Great! I mean it, if you use this method, you’re already scores better than our protagonists.
The 21st century: Slow hashes
But alas, there’s another catch: Generic hash functions like MD5 and SHA-1 are built to be fast. And because computers keep getting faster, millions of hashes can be calculated very very quickly, making a brute-force attack even of salted passwords more and more feasible.
So here’s what we do at Mozilla: Our WebApp Security team performed some research and set forth a set of secure coding guidelines (they are public, go check them out, I’ll wait). These guidelines suggest the use of HMAC + bcrypt as a reasonably secure password storage method.

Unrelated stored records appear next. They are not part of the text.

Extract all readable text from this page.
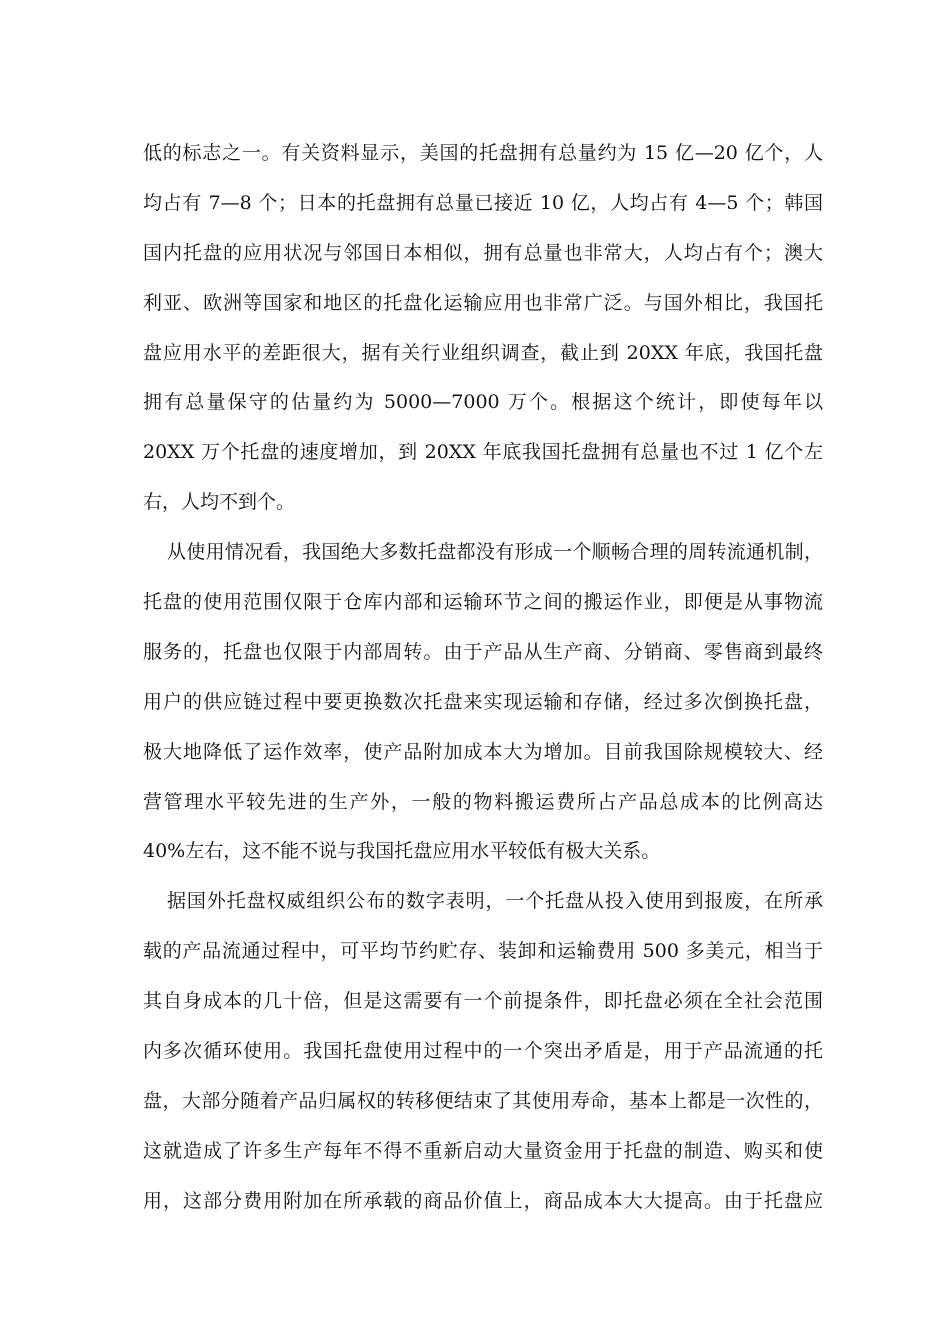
低的标志之一。有关资料显示，美国的托盘拥有总量约为 15 亿—20 亿个，人
均占有 7—8 个；日本的托盘拥有总量已接近 10 亿，人均占有 4—5 个；韩国
国内托盘的应用状况与邻国日本相似，拥有总量也非常大，人均占有个；澳大
利亚、欧洲等国家和地区的托盘化运输应用也非常广泛。与国外相比，我国托
盘应用水平的差距很大，据有关行业组织调查，截止到 20XX 年底，我国托盘
拥有总量保守的估量约为 5000—7000 万个。根据这个统计，即使每年以
20XX 万个托盘的速度增加，到 20XX 年底我国托盘拥有总量也不过 1 亿个左
右，人均不到个。
从使用情况看，我国绝大多数托盘都没有形成一个顺畅合理的周转流通机制，
托盘的使用范围仅限于仓库内部和运输环节之间的搬运作业，即便是从事物流
服务的，托盘也仅限于内部周转。由于产品从生产商、分销商、零售商到最终
用户的供应链过程中要更换数次托盘来实现运输和存储，经过多次倒换托盘，
极大地降低了运作效率，使产品附加成本大为增加。目前我国除规模较大、经
营管理水平较先进的生产外，一般的物料搬运费所占产品总成本的比例高达
40%左右，这不能不说与我国托盘应用水平较低有极大关系。
据国外托盘权威组织公布的数字表明，一个托盘从投入使用到报废，在所承
载的产品流通过程中，可平均节约贮存、装卸和运输费用 500 多美元，相当于
其自身成本的几十倍，但是这需要有一个前提条件，即托盘必须在全社会范围
内多次循环使用。我国托盘使用过程中的一个突出矛盾是，用于产品流通的托
盘，大部分随着产品归属权的转移便结束了其使用寿命，基本上都是一次性的，
这就造成了许多生产每年不得不重新启动大量资金用于托盘的制造、购买和使
用，这部分费用附加在所承载的商品价值上，商品成本大大提高。由于托盘应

The hashing function has two steps. First, the password is hashed with an algorithm called HMAC, together with a local salt:
H: password -> HMAC(local_salt + password). The local salt is a random value that is stored only on the server, never in the database. Why is this good? If an attacker steals one of our password databases, they would need to also separately attack one of our web servers to get file access in order to discover this local salt value. If they don’t manage to pull off two successful attacks, their stolen data is largely useless.
As a second step, this hashed value (or strengthened password, as some call it) is then hashed again with a slow hashing function called bcrypt. The key point here is slow. Unlike general-purpose hash functions, bcrypt intentionally takes a relatively long time to be calculated. Unless an attacker has millions of years to spend, they won’t be able to try out a whole lot of passwords after they steal a password database. Plus, bcrypt hashes are also salted, so no two bcrypt hashes of the same password look the same.
So the whole function looks like:
H: password -> bcrypt(HMAC(password, local_salt), bcrypt_salt).
We wrote a reference implementation for this for Django: django-sha2. Like all Mozilla projects, it is open source, and you are more than welcome to study, use, and contribute to it!
What about Mozilla Persona?
Funny you should mention it. Mozilla Persona (née BrowserID) is a new way for people to log in. Persona is the password specialist, and takes the burden/risk away from sites for having to worry about passwords altogether. Read more about Mozilla Persona.
So you think you’re cool and can’t be cracked? Challenge accepted!
Make no mistake: just like everybody else, we’re not invincible at Mozilla. But because we actually take our users’ data seriously, we take precautions like this to mitigate the effects of an attack, even in the unfortunate event of a successful security breach in one of our systems.
If you’re responsible for user data, so should you.